Procès en appel des attentats de 2015 : ce qu'il faut retenir de la première journée d'audience

"Remettre tout à plat" : plus de sept ans et demi après les attentats contre la rédaction de Charlie Hebdo et le magasin Hyper Cacher en janvier 2015, le procès en appel de deux soutiens présumés des auteurs des attaques jihadistes s'est ouvert lundi à Paris , en présence d'une poignée de victimes. Pendant trois jours de terreur, du 7 au 9 janvier 2015 , les frères Saïd et Chérif Kouachi et Amedy Coulibaly portaient le combat jihadiste sur le sol français, contre la liberté d'expression, les forces de l'ordre et la communauté juive, et tuaient 17 personnes. Leur périple meurtrier et coordonné avait pris fin avec leur mort lors d'un double assaut policier.

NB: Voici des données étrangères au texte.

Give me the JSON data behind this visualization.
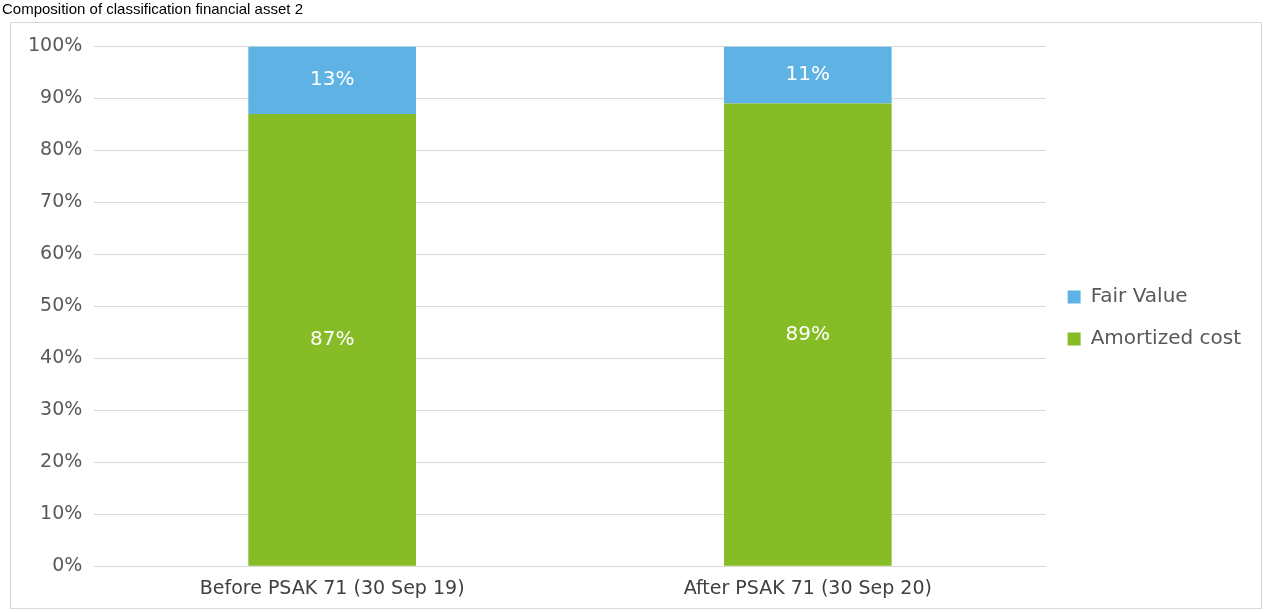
{
  "chart_data": {
    "type": "bar",
    "title": "Composition of classification financial asset 2",
    "categories": [
      "Before PSAK 71 (30 Sep 19)",
      "After PSAK 71 (30 Sep 20)"
    ],
    "stacked": true,
    "series": [
      {
        "name": "Amortized cost",
        "color": "#86bc25",
        "values": [
          87,
          89
        ],
        "value_labels": [
          "87%",
          "89%"
        ]
      },
      {
        "name": "Fair Value",
        "color": "#5eb3e4",
        "values": [
          13,
          11
        ],
        "value_labels": [
          "13%",
          "11%"
        ]
      }
    ],
    "ylim": [
      0,
      100
    ],
    "yticks": [
      {
        "value": 0,
        "label": "0%"
      },
      {
        "value": 10,
        "label": "10%"
      },
      {
        "value": 20,
        "label": "20%"
      },
      {
        "value": 30,
        "label": "30%"
      },
      {
        "value": 40,
        "label": "40%"
      },
      {
        "value": 50,
        "label": "50%"
      },
      {
        "value": 60,
        "label": "60%"
      },
      {
        "value": 70,
        "label": "70%"
      },
      {
        "value": 80,
        "label": "80%"
      },
      {
        "value": 90,
        "label": "90%"
      },
      {
        "value": 100,
        "label": "100%"
      }
    ],
    "grid": "y",
    "legend": "right"
  }
}
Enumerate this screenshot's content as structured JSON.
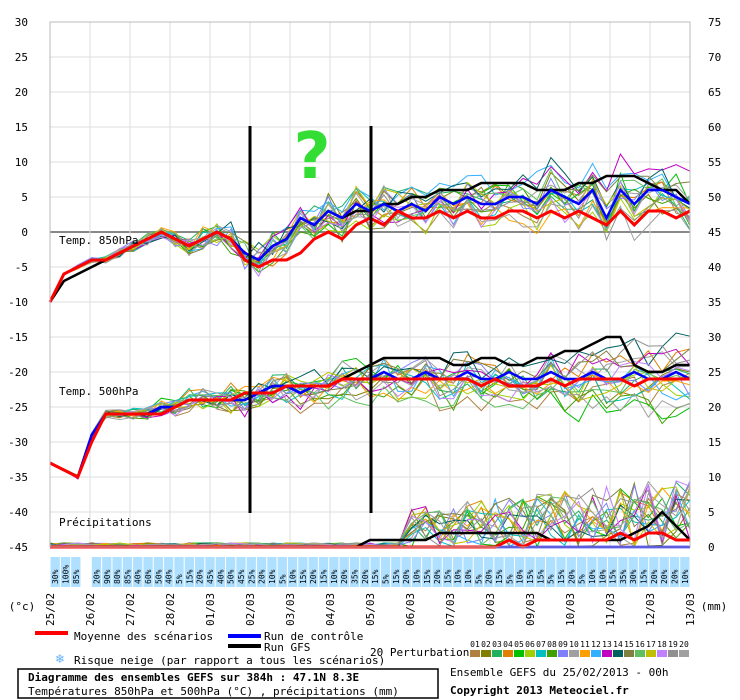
{
  "chart_data": {
    "type": "line",
    "title": "Diagramme des ensembles GEFS sur 384h : 47.1N 8.3E",
    "subtitle": "Températures 850hPa et 500hPa (°C) , précipitations (mm)",
    "left_axis_unit": "(°c)",
    "right_axis_unit": "(mm)",
    "left_ticks": [
      30,
      25,
      20,
      15,
      10,
      5,
      0,
      -5,
      -10,
      -15,
      -20,
      -25,
      -30,
      -35,
      -40,
      -45
    ],
    "right_ticks": [
      75,
      70,
      65,
      60,
      55,
      50,
      45,
      40,
      35,
      30,
      25,
      20,
      15,
      10,
      5,
      0
    ],
    "ylim": [
      -45,
      30
    ],
    "dates": [
      "25/02",
      "26/02",
      "27/02",
      "28/02",
      "01/03",
      "02/03",
      "03/03",
      "04/03",
      "05/03",
      "06/03",
      "07/03",
      "08/03",
      "09/03",
      "10/03",
      "11/03",
      "12/03",
      "13/03"
    ],
    "panel_labels": {
      "t850": "Temp. 850hPa",
      "t500": "Temp. 500hPa",
      "precip": "Précipitations"
    },
    "question_mark": "?",
    "snow_risk_pct": [
      "30%",
      "100%",
      "85%",
      "",
      "20%",
      "90%",
      "80%",
      "85%",
      "40%",
      "60%",
      "50%",
      "40%",
      "5%",
      "15%",
      "20%",
      "45%",
      "40%",
      "50%",
      "45%",
      "25%",
      "20%",
      "10%",
      "5%",
      "10%",
      "15%",
      "20%",
      "15%",
      "10%",
      "20%",
      "35%",
      "20%",
      "15%",
      "5%",
      "15%",
      "20%",
      "10%",
      "15%",
      "20%",
      "15%",
      "10%",
      "10%",
      "5%",
      "20%",
      "15%",
      "5%",
      "10%",
      "15%",
      "15%",
      "5%",
      "15%",
      "20%",
      "5%",
      "10%",
      "10%",
      "15%",
      "35%",
      "30%",
      "15%",
      "20%",
      "20%",
      "20%",
      "10%"
    ],
    "series": [
      {
        "name": "Moyenne des scénarios",
        "t850": [
          -10,
          -6,
          -5,
          -4,
          -4,
          -3,
          -2,
          -1,
          0,
          -1,
          -2,
          -1,
          0,
          -1,
          -4,
          -5,
          -4,
          -4,
          -3,
          -1,
          0,
          -1,
          1,
          2,
          1,
          3,
          2,
          2,
          3,
          2,
          3,
          2,
          2,
          3,
          3,
          2,
          3,
          2,
          3,
          2,
          1,
          3,
          1,
          3,
          3,
          2,
          3
        ],
        "t500": [
          -33,
          -34,
          -35,
          -30,
          -26,
          -26,
          -26,
          -26,
          -26,
          -25,
          -24,
          -24,
          -24,
          -24,
          -23,
          -23,
          -23,
          -22,
          -22,
          -22,
          -22,
          -21,
          -21,
          -21,
          -21,
          -21,
          -21,
          -21,
          -21,
          -21,
          -21,
          -22,
          -21,
          -22,
          -22,
          -22,
          -21,
          -22,
          -21,
          -21,
          -21,
          -21,
          -22,
          -21,
          -21,
          -21,
          -21
        ],
        "precip": [
          0,
          0,
          0,
          0,
          0,
          0,
          0,
          0,
          0,
          0,
          0,
          0,
          0,
          0,
          0,
          0,
          0,
          0,
          0,
          0,
          0,
          0,
          0,
          0,
          0,
          0,
          0,
          0,
          0,
          0,
          0,
          0,
          0,
          1,
          0,
          1,
          1,
          1,
          1,
          1,
          1,
          2,
          1,
          2,
          2,
          1,
          1
        ]
      },
      {
        "name": "Run de contrôle",
        "t850": [
          -10,
          -6,
          -5,
          -4,
          -4,
          -3,
          -2,
          -1,
          0,
          -1,
          -2,
          -1,
          0,
          -1,
          -3,
          -4,
          -2,
          -1,
          2,
          1,
          3,
          2,
          4,
          3,
          4,
          3,
          4,
          3,
          5,
          4,
          5,
          4,
          4,
          5,
          5,
          4,
          6,
          5,
          4,
          6,
          2,
          6,
          4,
          6,
          6,
          5,
          4
        ],
        "t500": [
          -33,
          -34,
          -35,
          -29,
          -26,
          -26,
          -26,
          -26,
          -25,
          -25,
          -24,
          -24,
          -24,
          -24,
          -24,
          -23,
          -22,
          -22,
          -23,
          -22,
          -22,
          -21,
          -21,
          -21,
          -20,
          -21,
          -21,
          -20,
          -21,
          -21,
          -20,
          -21,
          -21,
          -20,
          -21,
          -21,
          -20,
          -21,
          -21,
          -20,
          -21,
          -21,
          -20,
          -21,
          -21,
          -20,
          -21
        ],
        "precip": [
          0,
          0,
          0,
          0,
          0,
          0,
          0,
          0,
          0,
          0,
          0,
          0,
          0,
          0,
          0,
          0,
          0,
          0,
          0,
          0,
          0,
          0,
          0,
          0,
          0,
          0,
          0,
          0,
          0,
          0,
          0,
          0,
          0,
          0,
          0,
          0,
          0,
          0,
          0,
          0,
          0,
          0,
          0,
          0,
          0,
          0,
          0
        ]
      },
      {
        "name": "Run GFS",
        "t850": [
          -10,
          -7,
          -6,
          -5,
          -4,
          -3,
          -2,
          -1,
          0,
          -1,
          -2,
          -1,
          0,
          -1,
          -3,
          -4,
          -2,
          -1,
          2,
          1,
          3,
          2,
          3,
          3,
          4,
          4,
          5,
          5,
          6,
          6,
          6,
          7,
          7,
          7,
          7,
          6,
          6,
          6,
          7,
          7,
          8,
          8,
          8,
          7,
          6,
          6,
          4
        ],
        "t500": [
          -33,
          -34,
          -35,
          -29,
          -26,
          -26,
          -26,
          -26,
          -25,
          -25,
          -24,
          -24,
          -24,
          -24,
          -24,
          -23,
          -22,
          -22,
          -23,
          -22,
          -22,
          -21,
          -20,
          -19,
          -18,
          -18,
          -18,
          -18,
          -18,
          -19,
          -19,
          -18,
          -18,
          -19,
          -19,
          -18,
          -18,
          -17,
          -17,
          -16,
          -15,
          -15,
          -19,
          -20,
          -20,
          -19,
          -19
        ],
        "precip": [
          0,
          0,
          0,
          0,
          0,
          0,
          0,
          0,
          0,
          0,
          0,
          0,
          0,
          0,
          0,
          0,
          0,
          0,
          0,
          0,
          0,
          0,
          0,
          1,
          1,
          1,
          1,
          1,
          2,
          2,
          2,
          2,
          2,
          2,
          2,
          2,
          1,
          1,
          1,
          1,
          1,
          1,
          2,
          3,
          5,
          3,
          1
        ]
      }
    ],
    "perturbations_label": "20 Perturbations",
    "perturbation_ids": [
      "01",
      "02",
      "03",
      "04",
      "05",
      "06",
      "07",
      "08",
      "09",
      "10",
      "11",
      "12",
      "13",
      "14",
      "15",
      "16",
      "17",
      "18",
      "19",
      "20"
    ],
    "perturbation_colors": [
      "#b08040",
      "#808000",
      "#20b060",
      "#e08000",
      "#00c000",
      "#a0d000",
      "#00c0c0",
      "#40a000",
      "#8080ff",
      "#a0a0a0",
      "#ffa000",
      "#30b0ff",
      "#c000c0",
      "#006060",
      "#808040",
      "#60c060",
      "#c0c000",
      "#c080ff",
      "#909090",
      "#a0a0a0"
    ],
    "legend": {
      "mean": "Moyenne des scénarios",
      "control": "Run de contrôle",
      "gfs": "Run GFS",
      "snow": "Risque neige (par rapport a tous les scénarios)",
      "ensemble": "Ensemble GEFS du 25/02/2013 - 00h",
      "copyright": "Copyright 2013 Meteociel.fr"
    },
    "colors": {
      "mean": "#ff0000",
      "control": "#0000ff",
      "gfs": "#000000",
      "snow": "#b0e0ff",
      "question": "#33dd33"
    }
  }
}
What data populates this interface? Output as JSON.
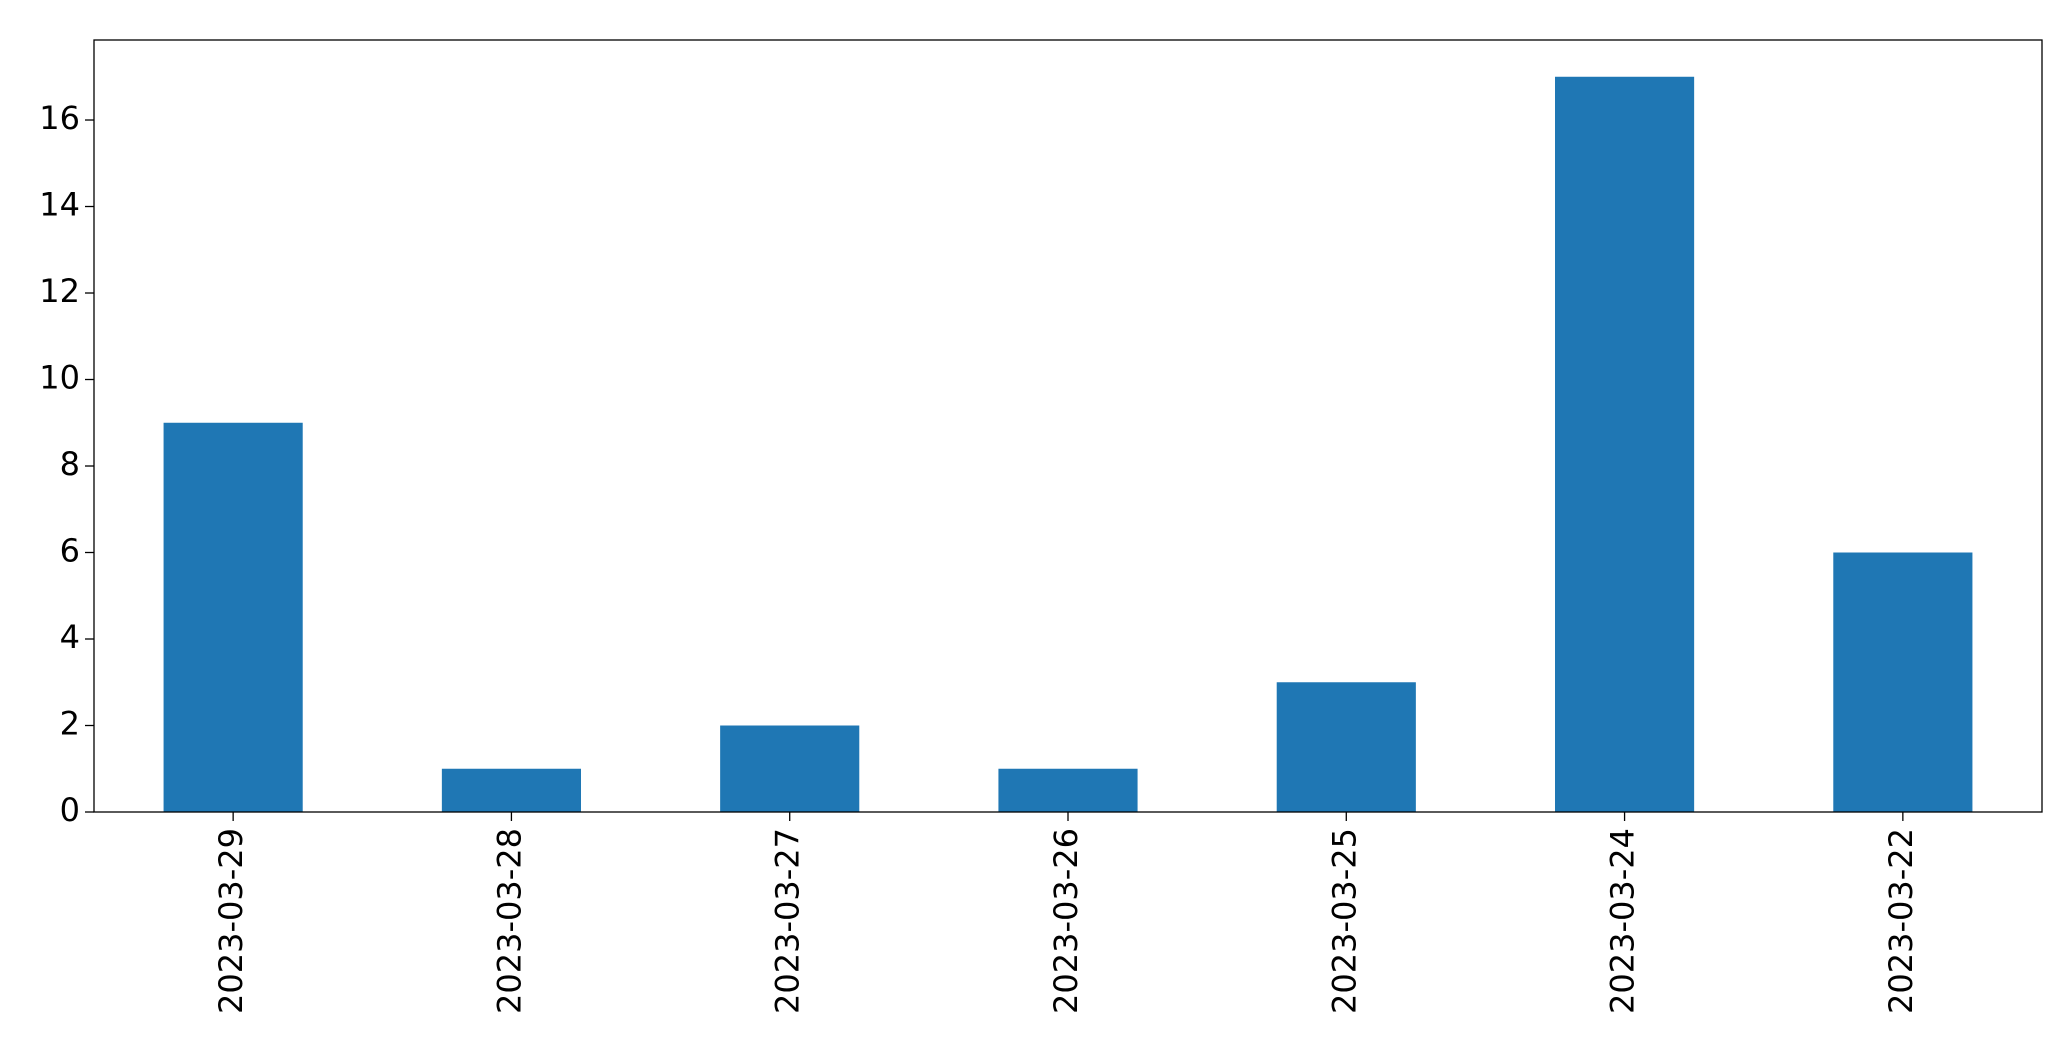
{
  "chart_data": {
    "type": "bar",
    "categories": [
      "2023-03-29",
      "2023-03-28",
      "2023-03-27",
      "2023-03-26",
      "2023-03-25",
      "2023-03-24",
      "2023-03-22"
    ],
    "values": [
      9,
      1,
      2,
      1,
      3,
      17,
      6
    ],
    "color": "#1f77b4",
    "ylim": [
      0,
      17.85
    ],
    "yticks": [
      0,
      2,
      4,
      6,
      8,
      10,
      12,
      14,
      16
    ],
    "grid": false
  }
}
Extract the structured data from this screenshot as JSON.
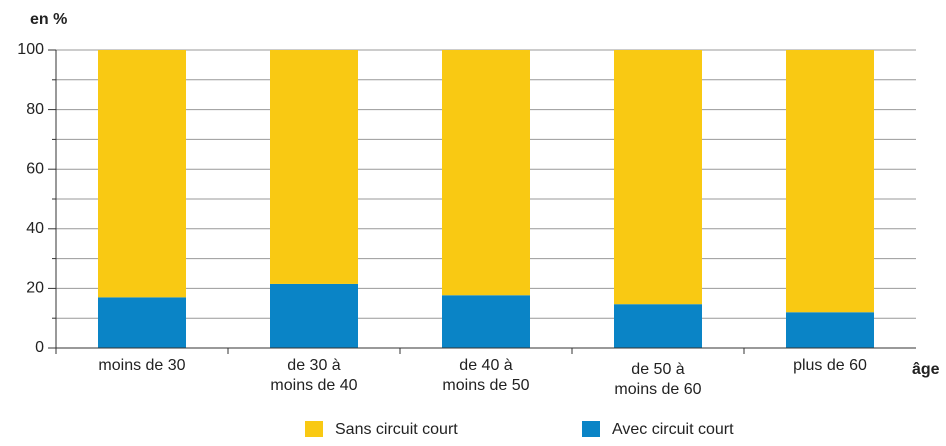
{
  "chart_data": {
    "type": "stacked_bar",
    "y_label": "en %",
    "x_label": "âge",
    "categories": [
      "moins de 30",
      "de 30 à\nmoins de 40",
      "de 40 à\nmoins de 50",
      "de 50 à\nmoins de 60",
      "plus de 60"
    ],
    "series": [
      {
        "name": "Avec circuit court",
        "color": "#0a84c6",
        "values": [
          17,
          21.5,
          17.7,
          14.7,
          12
        ]
      },
      {
        "name": "Sans circuit court",
        "color": "#f9c913",
        "values": [
          83,
          78.5,
          82.3,
          85.3,
          88
        ]
      }
    ],
    "ylim": [
      0,
      100
    ],
    "yticks": [
      0,
      20,
      40,
      60,
      80,
      100
    ],
    "minor_yticks": [
      10,
      30,
      50,
      70,
      90
    ],
    "grid": true
  }
}
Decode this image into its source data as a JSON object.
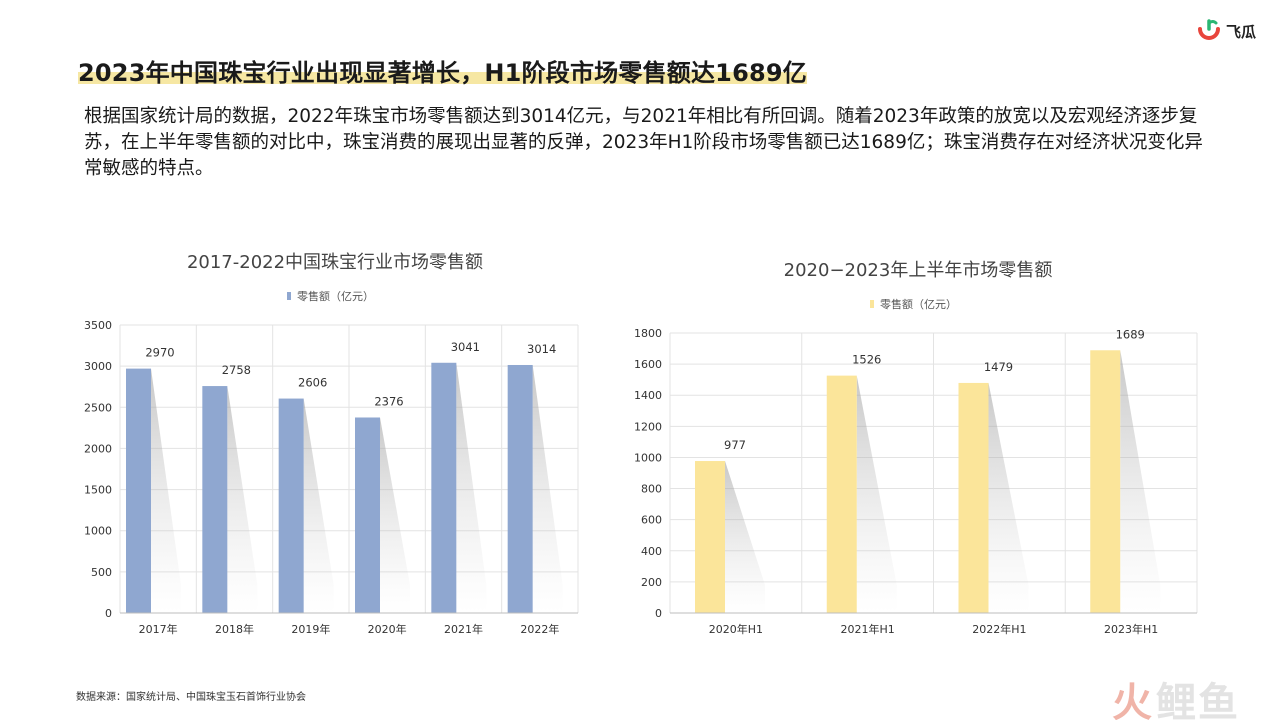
{
  "brand": {
    "logo_text": "飞瓜"
  },
  "title": "2023年中国珠宝行业出现显著增长，H1阶段市场零售额达1689亿",
  "description": "根据国家统计局的数据，2022年珠宝市场零售额达到3014亿元，与2021年相比有所回调。随着2023年政策的放宽以及宏观经济逐步复苏，在上半年零售额的对比中，珠宝消费的展现出显著的反弹，2023年H1阶段市场零售额已达1689亿；珠宝消费存在对经济状况变化异常敏感的特点。",
  "source": "数据来源：国家统计局、中国珠宝玉石首饰行业协会",
  "watermark": {
    "part1": "火",
    "part2": "鲤鱼"
  },
  "colors": {
    "bar_left": "#8fa7d0",
    "bar_right": "#fbe59a",
    "title_highlight": "#f6e7a3",
    "logo_green": "#2bb673",
    "logo_red": "#e8453c"
  },
  "chart_data": [
    {
      "type": "bar",
      "title": "2017-2022中国珠宝行业市场零售额",
      "categories": [
        "2017年",
        "2018年",
        "2019年",
        "2020年",
        "2021年",
        "2022年"
      ],
      "series": [
        {
          "name": "零售额（亿元）",
          "values": [
            2970,
            2758,
            2606,
            2376,
            3041,
            3014
          ]
        }
      ],
      "ylim": [
        0,
        3500
      ],
      "yticks": [
        0,
        500,
        1000,
        1500,
        2000,
        2500,
        3000,
        3500
      ],
      "grid": true,
      "legend": "top-center"
    },
    {
      "type": "bar",
      "title": "2020−2023年上半年市场零售额",
      "categories": [
        "2020年H1",
        "2021年H1",
        "2022年H1",
        "2023年H1"
      ],
      "series": [
        {
          "name": "零售额（亿元）",
          "values": [
            977,
            1526,
            1479,
            1689
          ]
        }
      ],
      "ylim": [
        0,
        1800
      ],
      "yticks": [
        0,
        200,
        400,
        600,
        800,
        1000,
        1200,
        1400,
        1600,
        1800
      ],
      "grid": true,
      "legend": "top-center"
    }
  ]
}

"On va remettre tout à plat, y'a pas de problème"

Rejugé pour complicité de ces crimes, deux ans après avoir été condamné à trente ans de réclusion criminelle, Ali Riza Polat, Franco-Turc de 37 ans, s'est défendu en fin de journée, dès son premier interrogatoire, d'être "un terroriste". "On dit que j'ai fait ceci, que j'ai fait ça. C'est des mensonges", s'est agacé Ali Rizat Polat, qui avait marqué la première audience par ses coups de colère.

Au cours de ce nouveau procès, "on va remettre tout à plat, y'a pas de problème", a lancé le volcanique accusé, serré dans sa chemise rose. À quelques mètres de lui dans le box, les traits tirés et les muscles saillants sous son tee-shirt couleur parme, Amar Ramdani est beaucoup moins prolixe, répondant du bout des lèvres aux questions sur son parcours de vie.